Por Manuel Márquez - 26 de Septiembre, 2006, 16:57, Categoría: Medios

Hoy comienza la emisión, en la primera cadena de Televisión Española, y en horario estelar (diez de la noche: un horario muy apropiado para el público infantil, por cierto...) de un nuevo programa de eso que viene denominándose "telerrealidad" [sic] (¿...? no entiendo cómo se puede otorgar tal denominación a algo que, si por ciertos rasgos básicos se caracteriza, son los de la artificiosidad, elaboración y manipulación; misterios de las modas lingüísticas, supongo): El primero de la clase, un concurso-espectáculo que, en la línea de experiencias como las de OT y similares, reunirá a ocho escolares de 5º de Primaria que, por un lado, competirán por alcanzar un preciado galardón económico (48.000 euros en concepto de beca de estudios diferida a lo largo de varios años) y, por el otro, habrán de procurar enganchar a un segmento de la audiencia televisiva suficientemente amplio como para justificar la continuidad del programa a lo largo de las semanas inicialmente previstas, de forma que no les termine pasando como a tantos y tantos programas les viene sucediendo últimamente –para esto último, contarán con la inestimable ayuda y colaboración de destacados personajes del mundo de la cultura, todos ellos intelectuales y pensadores de renombre y con un enorme prestigio en los ámbitos académicos y universitarios de todo el mundo: Milene Domingues, Arancha de Benito, Fernando Romay; en fin, creo que sobran mayores comentarios...-.
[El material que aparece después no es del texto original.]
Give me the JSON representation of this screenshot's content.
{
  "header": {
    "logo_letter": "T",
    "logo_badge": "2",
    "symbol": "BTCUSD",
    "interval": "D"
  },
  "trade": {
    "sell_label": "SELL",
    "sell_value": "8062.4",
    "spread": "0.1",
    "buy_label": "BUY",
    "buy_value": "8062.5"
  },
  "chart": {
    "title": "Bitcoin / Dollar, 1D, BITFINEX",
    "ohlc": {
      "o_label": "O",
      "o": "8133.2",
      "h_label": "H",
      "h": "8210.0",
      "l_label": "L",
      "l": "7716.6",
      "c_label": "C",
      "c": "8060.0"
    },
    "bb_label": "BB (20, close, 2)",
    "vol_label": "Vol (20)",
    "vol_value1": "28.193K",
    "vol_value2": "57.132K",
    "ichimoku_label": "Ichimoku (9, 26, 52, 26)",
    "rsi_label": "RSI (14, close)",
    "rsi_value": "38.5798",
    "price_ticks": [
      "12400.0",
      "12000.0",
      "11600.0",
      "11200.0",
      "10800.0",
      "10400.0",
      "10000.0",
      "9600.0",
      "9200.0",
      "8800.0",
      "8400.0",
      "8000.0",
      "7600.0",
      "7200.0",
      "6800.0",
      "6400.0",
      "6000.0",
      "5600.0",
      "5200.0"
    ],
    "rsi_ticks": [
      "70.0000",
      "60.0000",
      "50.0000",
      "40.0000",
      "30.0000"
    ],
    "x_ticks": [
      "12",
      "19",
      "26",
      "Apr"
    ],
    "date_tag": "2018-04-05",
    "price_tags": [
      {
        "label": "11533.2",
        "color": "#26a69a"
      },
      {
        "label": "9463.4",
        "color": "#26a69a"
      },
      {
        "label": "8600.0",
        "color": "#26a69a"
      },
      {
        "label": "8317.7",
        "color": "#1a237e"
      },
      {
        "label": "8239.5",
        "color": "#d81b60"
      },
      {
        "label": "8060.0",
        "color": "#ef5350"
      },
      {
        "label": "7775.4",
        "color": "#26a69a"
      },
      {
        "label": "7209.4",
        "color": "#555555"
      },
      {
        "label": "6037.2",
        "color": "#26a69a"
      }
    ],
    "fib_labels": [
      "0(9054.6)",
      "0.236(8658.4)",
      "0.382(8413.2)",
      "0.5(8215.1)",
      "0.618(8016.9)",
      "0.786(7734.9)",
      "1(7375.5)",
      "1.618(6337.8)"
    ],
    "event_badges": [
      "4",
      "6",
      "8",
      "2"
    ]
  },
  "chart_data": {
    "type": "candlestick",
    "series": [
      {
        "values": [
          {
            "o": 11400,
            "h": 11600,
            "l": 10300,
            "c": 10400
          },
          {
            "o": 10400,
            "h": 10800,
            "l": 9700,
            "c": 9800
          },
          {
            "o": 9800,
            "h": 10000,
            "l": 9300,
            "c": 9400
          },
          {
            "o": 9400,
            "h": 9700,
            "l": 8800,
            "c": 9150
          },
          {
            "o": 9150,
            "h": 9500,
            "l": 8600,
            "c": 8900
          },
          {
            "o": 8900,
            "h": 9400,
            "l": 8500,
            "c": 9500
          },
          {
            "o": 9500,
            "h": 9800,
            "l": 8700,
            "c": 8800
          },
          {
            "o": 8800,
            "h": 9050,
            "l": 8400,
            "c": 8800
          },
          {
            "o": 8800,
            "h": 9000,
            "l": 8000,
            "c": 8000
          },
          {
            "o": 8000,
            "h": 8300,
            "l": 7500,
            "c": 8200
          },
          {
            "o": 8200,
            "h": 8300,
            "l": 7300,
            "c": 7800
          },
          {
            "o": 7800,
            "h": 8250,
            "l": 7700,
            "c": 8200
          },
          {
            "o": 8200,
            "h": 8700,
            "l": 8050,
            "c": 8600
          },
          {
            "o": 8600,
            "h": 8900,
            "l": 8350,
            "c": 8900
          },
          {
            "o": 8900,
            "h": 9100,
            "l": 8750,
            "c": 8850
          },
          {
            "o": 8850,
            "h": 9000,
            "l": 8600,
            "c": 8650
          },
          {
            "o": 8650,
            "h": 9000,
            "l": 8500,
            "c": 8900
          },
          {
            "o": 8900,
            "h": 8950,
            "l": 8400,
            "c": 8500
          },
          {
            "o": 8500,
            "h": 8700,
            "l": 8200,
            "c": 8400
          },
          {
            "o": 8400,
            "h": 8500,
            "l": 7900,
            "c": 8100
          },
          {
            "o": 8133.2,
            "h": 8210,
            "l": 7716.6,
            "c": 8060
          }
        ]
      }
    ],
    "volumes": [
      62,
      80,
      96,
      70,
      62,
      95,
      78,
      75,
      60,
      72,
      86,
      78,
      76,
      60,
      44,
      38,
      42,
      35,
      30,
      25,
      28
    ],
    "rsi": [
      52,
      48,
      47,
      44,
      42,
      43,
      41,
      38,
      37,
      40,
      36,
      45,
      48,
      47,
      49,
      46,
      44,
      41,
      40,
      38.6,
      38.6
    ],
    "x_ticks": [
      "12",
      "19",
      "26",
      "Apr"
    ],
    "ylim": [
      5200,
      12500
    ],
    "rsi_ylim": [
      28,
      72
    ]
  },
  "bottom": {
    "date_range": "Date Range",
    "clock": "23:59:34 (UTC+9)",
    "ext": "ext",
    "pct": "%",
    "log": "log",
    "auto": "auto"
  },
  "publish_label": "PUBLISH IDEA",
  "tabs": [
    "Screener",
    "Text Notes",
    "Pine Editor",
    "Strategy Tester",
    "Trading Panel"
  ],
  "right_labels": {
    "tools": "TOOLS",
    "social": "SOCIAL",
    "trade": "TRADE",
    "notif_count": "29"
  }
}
Personalmente, no siento el más mínimo interés por los programas de este corte y género, tan en boga y exitoso en estos últimos años. Y sobre sus supuestas calidades, o faltas de las mismas, así como sobre hasta qué punto cabe considerarlos, o no, exponentes de eso otro que se suele denominar "telebasura", no me voy a pronunciar, porque me faltan elementos de juicio y tampoco es una cuestión que me despierte excesivo entusiasmo. Es evidente que ahí están, con toda su pujanza y poderío, y, por otro lado, nada tengo que objetar a la cosificación a que se quieran ver sometidos (sus pingües beneficios esperan obtener a cambio de ello, también es obvio y evidente...) las personas adultas, MAYORES DE EDAD, que entran en su dinámica de funcionamiento participando, como protagonistas más o menos destacados, en ellos: es su libre voluntad, y cada cual, sin causar daño a otros, está en su derecho de hacer lo que le plazca.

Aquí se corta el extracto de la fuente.